Il dit qu'il ne sait pas si l'hôpital des martyrs d'Al-Aqsa à Deir el-Balah peut même l'accepter comme patient. Mais il veut au moins essayer de s’y inscrire. Il n'a pas d'autre choix.
Encore pas d'accord
Le trajet d'al-Mawasi à Deir el-Balah, une distance d'environ 16 kilomètres, prend quatre heures, explique al-Madhoun. La famille ne possède pas de voiture. Pour continuer à s'enfuir, ils doivent en louer un, explique Mona, l'épouse d'al-Madhoun. Cela coûte 1 000 shekels, soit environ 250 euros. « J'ai peur », dit-elle, « je suis fatiguée, physiquement et mentalement ».
« Cela fait sept mois que nous vivons sous une tente », raconte son fils Mahmoud al-Madhoun. « Il n'y a presque pas d'eau, presque pas de nourriture, pas même le strict nécessaire pour vivre. » Avant la guerre, cet homme de 27 ans travaillait comme vendeur dans un magasin de téléphonie mobile qui vendait des téléphones et des cartes SIM. La famille n'était pas non plus riche dans leur pays natal de Cheikh Zayed ; le père Wael était incapable de travailler à cause de sa maladie rénale. Mais c'était suffisant pour vivre. « Maintenant, quand j'ai besoin d'eau, explique son fils, je dois marcher 15 minutes pour obtenir seulement cinq litres. »
Comme al-Mawasi est en réalité peu peuplé, il n’y a pratiquement aucune infrastructure là-bas, dit-il, y compris aucune clinique. Juste des personnes déplacées. « Ce serait mieux si nous allions à Deir el-Balah », dit-il. Il y en a trop qui viennent d'Ostrafa vers al-Mawasi. Il place ses espoirs dans les négociations au Caire, la capitale égyptienne. Là-bas, le Hamas et Israël, par l'intermédiaire des États-Unis, du Qatar et de l'Égypte, se disputent depuis des semaines un accord sur les otages. Israël devrait rapatrier les otages kidnappés à Gaza et libérer les prisonniers palestiniens en retour. Jusqu’à présent, un accord a échoué principalement à cause de la demande du Hamas d’un cessez-le-feu permanent. Israël veut simplement accepter un cessez-le-feu.
Lorsque le Hamas a annoncé le week-end dernier qu'il acceptait l'une des nombreuses propositions d'accord, les espoirs de nombreuses personnes ont été immédiatement déçus. Selon les informations israéliennes, ce n’était pas la proposition qu’ils avaient vue auparavant. Là encore, aucun accord n’a été obtenu.
Évasion numéro sept
Les habitants de Gaza sont généralement très prudents lorsqu’ils parlent du Hamas. Mahmoud al-Madhoun a déclaré : « Je voudrais dire un mot aux délégations de négociation au Caire. Afin d’arrêter la mort à laquelle nous sommes confrontés ici, ils devraient adoucir un peu leurs exigences. » Concernant le Hamas, il dit : « Ils sont responsables de nous depuis 17 ans. Vous devez mettre fin à cette guerre. » Et il ajoute : « Je demande également au gouvernement d’Israël : protégez-nous. De cette façon, vous protégez également votre propre population. J'espère que cette guerre sera bientôt terminée.

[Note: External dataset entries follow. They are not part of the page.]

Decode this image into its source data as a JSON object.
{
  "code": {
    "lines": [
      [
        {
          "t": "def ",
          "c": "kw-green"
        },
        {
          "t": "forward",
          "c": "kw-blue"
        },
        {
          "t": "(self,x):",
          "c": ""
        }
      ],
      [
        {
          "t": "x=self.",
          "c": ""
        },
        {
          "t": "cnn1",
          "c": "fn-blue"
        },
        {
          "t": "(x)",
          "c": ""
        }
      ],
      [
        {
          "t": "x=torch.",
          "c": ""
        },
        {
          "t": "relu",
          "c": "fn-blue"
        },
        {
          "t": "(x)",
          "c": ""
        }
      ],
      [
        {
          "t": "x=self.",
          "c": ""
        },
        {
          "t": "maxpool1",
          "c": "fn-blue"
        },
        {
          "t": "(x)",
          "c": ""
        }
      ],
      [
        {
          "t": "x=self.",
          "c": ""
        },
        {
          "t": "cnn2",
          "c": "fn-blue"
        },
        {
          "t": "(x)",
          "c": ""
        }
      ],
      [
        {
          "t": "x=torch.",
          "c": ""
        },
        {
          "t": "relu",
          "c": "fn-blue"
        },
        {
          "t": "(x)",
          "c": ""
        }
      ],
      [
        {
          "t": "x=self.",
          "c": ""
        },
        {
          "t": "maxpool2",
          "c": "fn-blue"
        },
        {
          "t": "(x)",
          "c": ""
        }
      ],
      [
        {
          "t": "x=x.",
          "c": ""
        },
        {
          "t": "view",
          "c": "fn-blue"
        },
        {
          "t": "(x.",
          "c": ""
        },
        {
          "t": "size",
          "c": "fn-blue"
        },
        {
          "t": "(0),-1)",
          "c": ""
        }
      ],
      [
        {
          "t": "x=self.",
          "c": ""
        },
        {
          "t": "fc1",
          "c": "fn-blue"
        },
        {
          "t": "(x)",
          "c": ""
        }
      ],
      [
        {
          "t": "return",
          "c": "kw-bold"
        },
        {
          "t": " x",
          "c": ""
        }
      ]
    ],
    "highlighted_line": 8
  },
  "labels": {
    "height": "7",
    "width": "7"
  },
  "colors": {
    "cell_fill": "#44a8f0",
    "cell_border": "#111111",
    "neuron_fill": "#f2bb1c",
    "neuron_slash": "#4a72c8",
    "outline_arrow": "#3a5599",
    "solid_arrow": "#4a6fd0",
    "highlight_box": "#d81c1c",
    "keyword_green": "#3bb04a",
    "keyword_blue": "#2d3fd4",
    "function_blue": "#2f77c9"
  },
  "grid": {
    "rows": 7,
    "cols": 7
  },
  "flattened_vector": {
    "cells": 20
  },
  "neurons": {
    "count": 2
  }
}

Vendredi matin, la famille al-Madhoun a envoyé une photo. Il montre son fils Mahmoud sur une petite camionnette. Il est assis sur les biens restants de la famille : des matelas et de la literie, des chaises en plastique empilées, un bidon et un seau. La famille est désormais en route pour Deir-el-Balah. C'est l'évasion numéro sept.